After reports circulated around news sites and the Internet that Instagram (which is owned by Facebook) essentially considered your photos its photos—and therefore could use or even sell them without your permission—scores of indignant users reportedly dropped the service.
“[y]ou agree that a business or other entity may pay us to display your username, likeness, photos (along with any associated metadata), and/or actions you take, in connection with paid or sponsored content or promotions, without any compensation to you.”
That wording seemed to indicate that Instagram had the right to sell photos to third parties at will, and then pocket the money.
The reaction was swift and angry. Instagram quickly went into crisis mode and issued a clarification. Turns out it was all a big misunderstanding due to poor communication and Instagram does not plan to sell your photos after all. Instagram co-founder Kevin Systrom said the company is working on revised language to make it more clear what will happen with users’ photos.
According to a Chicago Tribune story, Mr. Systrom also stated, “language that indicated your photos could be used in advertisements will be removed from the terms completely.”
Instagram was smart to jump on this quickly, issue a clarification and also say it is listening to feedback, will fix mistakes and clear up the confusion. So, gold star for taking this seriously and saying the right things in a timely manner.
But I have to wonder about a couple of things that still bother me.
First, how could language like “you agree that a business or other entity may pay us to display your username, likeness, photos…” get out in the first place? There should have been red flags everywhere. Wasn’t there at least one person in authority at Instagram who saw that wording and thought, “Gee, I wonder if this might create a bit of controversy?”

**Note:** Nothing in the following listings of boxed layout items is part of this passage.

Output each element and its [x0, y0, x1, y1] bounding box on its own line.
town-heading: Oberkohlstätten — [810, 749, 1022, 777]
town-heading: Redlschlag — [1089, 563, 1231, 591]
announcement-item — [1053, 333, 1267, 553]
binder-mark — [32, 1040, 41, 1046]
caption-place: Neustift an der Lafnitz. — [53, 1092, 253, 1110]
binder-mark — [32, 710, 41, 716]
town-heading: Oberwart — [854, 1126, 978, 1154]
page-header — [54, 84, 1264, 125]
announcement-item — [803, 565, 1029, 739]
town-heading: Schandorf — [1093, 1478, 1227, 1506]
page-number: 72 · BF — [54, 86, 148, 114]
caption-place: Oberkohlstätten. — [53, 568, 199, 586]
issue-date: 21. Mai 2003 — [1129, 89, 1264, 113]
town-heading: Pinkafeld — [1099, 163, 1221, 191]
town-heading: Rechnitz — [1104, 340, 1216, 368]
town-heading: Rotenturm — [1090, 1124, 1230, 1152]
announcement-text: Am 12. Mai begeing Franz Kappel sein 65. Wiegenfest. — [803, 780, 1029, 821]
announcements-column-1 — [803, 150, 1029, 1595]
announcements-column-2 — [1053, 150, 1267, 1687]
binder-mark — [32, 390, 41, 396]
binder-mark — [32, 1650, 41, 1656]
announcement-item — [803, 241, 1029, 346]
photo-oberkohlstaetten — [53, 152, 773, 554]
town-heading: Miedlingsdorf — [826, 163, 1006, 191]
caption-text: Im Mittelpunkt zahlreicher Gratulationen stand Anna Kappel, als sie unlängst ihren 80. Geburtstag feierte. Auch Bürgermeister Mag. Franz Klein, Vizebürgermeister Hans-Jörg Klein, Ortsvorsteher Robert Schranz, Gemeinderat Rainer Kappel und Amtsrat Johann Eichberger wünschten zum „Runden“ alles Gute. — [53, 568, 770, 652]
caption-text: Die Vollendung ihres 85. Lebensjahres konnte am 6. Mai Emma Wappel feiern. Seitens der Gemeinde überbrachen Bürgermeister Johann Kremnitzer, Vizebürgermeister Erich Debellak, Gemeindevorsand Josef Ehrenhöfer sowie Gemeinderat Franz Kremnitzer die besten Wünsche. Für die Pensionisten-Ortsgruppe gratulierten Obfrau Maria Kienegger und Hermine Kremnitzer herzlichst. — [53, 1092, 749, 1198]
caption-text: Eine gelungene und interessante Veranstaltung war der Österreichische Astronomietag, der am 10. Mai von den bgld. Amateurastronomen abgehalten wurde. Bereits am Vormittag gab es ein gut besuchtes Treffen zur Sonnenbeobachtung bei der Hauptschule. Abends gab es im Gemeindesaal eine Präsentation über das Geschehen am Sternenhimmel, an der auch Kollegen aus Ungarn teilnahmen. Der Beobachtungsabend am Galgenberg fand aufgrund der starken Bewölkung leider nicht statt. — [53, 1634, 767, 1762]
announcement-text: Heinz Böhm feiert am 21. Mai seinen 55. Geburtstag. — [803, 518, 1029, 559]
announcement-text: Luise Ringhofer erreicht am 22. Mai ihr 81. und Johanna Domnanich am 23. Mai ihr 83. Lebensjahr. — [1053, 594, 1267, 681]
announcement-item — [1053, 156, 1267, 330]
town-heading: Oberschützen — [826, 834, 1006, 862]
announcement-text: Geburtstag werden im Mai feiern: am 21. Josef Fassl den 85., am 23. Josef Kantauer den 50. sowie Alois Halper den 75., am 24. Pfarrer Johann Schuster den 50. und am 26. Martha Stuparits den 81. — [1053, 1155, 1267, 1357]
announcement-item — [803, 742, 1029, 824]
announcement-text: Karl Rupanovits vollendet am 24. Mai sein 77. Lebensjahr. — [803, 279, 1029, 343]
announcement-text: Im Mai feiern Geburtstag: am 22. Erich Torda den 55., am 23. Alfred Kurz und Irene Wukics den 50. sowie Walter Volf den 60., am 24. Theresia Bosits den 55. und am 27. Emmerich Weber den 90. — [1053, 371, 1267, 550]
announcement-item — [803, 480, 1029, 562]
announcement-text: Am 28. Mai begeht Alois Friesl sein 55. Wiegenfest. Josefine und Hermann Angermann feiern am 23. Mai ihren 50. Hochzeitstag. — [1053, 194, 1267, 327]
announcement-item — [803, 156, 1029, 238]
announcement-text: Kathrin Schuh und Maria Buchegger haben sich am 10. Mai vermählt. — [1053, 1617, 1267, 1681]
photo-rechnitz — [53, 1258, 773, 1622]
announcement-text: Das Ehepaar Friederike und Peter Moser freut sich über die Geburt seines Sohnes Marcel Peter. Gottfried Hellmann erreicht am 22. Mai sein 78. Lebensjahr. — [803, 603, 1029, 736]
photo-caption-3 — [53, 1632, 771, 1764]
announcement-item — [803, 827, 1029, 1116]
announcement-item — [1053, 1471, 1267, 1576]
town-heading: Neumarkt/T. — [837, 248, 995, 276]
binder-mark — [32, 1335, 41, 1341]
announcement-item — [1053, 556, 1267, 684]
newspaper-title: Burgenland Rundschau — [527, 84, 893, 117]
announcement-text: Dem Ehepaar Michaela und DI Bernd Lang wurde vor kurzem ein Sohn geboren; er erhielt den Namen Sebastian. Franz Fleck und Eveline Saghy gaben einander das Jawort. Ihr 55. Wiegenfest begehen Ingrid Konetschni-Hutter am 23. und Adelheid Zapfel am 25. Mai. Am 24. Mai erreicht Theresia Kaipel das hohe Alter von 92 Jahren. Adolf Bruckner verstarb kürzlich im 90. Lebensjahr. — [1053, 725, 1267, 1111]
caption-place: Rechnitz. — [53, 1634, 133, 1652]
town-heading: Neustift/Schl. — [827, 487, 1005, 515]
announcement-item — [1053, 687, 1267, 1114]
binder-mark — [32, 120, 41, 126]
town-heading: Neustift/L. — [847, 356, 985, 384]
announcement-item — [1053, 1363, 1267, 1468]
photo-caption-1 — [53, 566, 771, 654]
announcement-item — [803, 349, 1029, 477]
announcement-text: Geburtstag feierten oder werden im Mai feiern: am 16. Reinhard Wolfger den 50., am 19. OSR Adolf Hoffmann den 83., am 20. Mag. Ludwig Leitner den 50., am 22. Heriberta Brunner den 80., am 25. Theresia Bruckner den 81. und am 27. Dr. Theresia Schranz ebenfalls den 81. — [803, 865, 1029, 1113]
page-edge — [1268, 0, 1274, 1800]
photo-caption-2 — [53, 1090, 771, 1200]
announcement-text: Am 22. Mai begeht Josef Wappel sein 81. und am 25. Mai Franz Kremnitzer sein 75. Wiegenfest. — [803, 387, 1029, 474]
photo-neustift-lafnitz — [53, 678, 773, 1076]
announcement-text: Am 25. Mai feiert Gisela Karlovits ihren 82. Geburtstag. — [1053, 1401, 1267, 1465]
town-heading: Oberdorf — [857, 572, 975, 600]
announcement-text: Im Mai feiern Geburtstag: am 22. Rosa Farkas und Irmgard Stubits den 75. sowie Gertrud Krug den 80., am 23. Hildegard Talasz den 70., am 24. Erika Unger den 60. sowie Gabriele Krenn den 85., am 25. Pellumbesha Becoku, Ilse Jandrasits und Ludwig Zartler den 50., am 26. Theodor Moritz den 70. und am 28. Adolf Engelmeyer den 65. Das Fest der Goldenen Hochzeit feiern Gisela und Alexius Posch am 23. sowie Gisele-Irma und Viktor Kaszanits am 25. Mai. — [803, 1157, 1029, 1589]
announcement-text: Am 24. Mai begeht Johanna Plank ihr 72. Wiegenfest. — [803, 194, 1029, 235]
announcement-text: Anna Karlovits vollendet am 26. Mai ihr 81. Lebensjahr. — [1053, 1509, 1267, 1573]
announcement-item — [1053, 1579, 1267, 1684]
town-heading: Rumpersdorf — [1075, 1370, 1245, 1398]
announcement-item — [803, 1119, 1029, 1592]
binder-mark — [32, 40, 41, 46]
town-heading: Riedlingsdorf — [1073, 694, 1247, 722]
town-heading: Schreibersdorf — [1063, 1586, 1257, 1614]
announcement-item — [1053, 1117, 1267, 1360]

Maybe there was someone who raised the issue, but senior management chose to ignore it. We may never know.
Which leads me to my second point: Instagram surely must know that most people don’t take the time to read all the details of policy updates. And that make me wonder if what was really happening here was that management was trying to slip this through and got caught.
Whether or not the wording was intentional, trust has been broken with many thousands of Instagramers, and it will take more than a policy clarification to restore it.
The best way to avoid problems like this is to identify and handle them before they ever get out of the barn.
Don Beehler provides public relations consulting services to advertising agencies and businesses.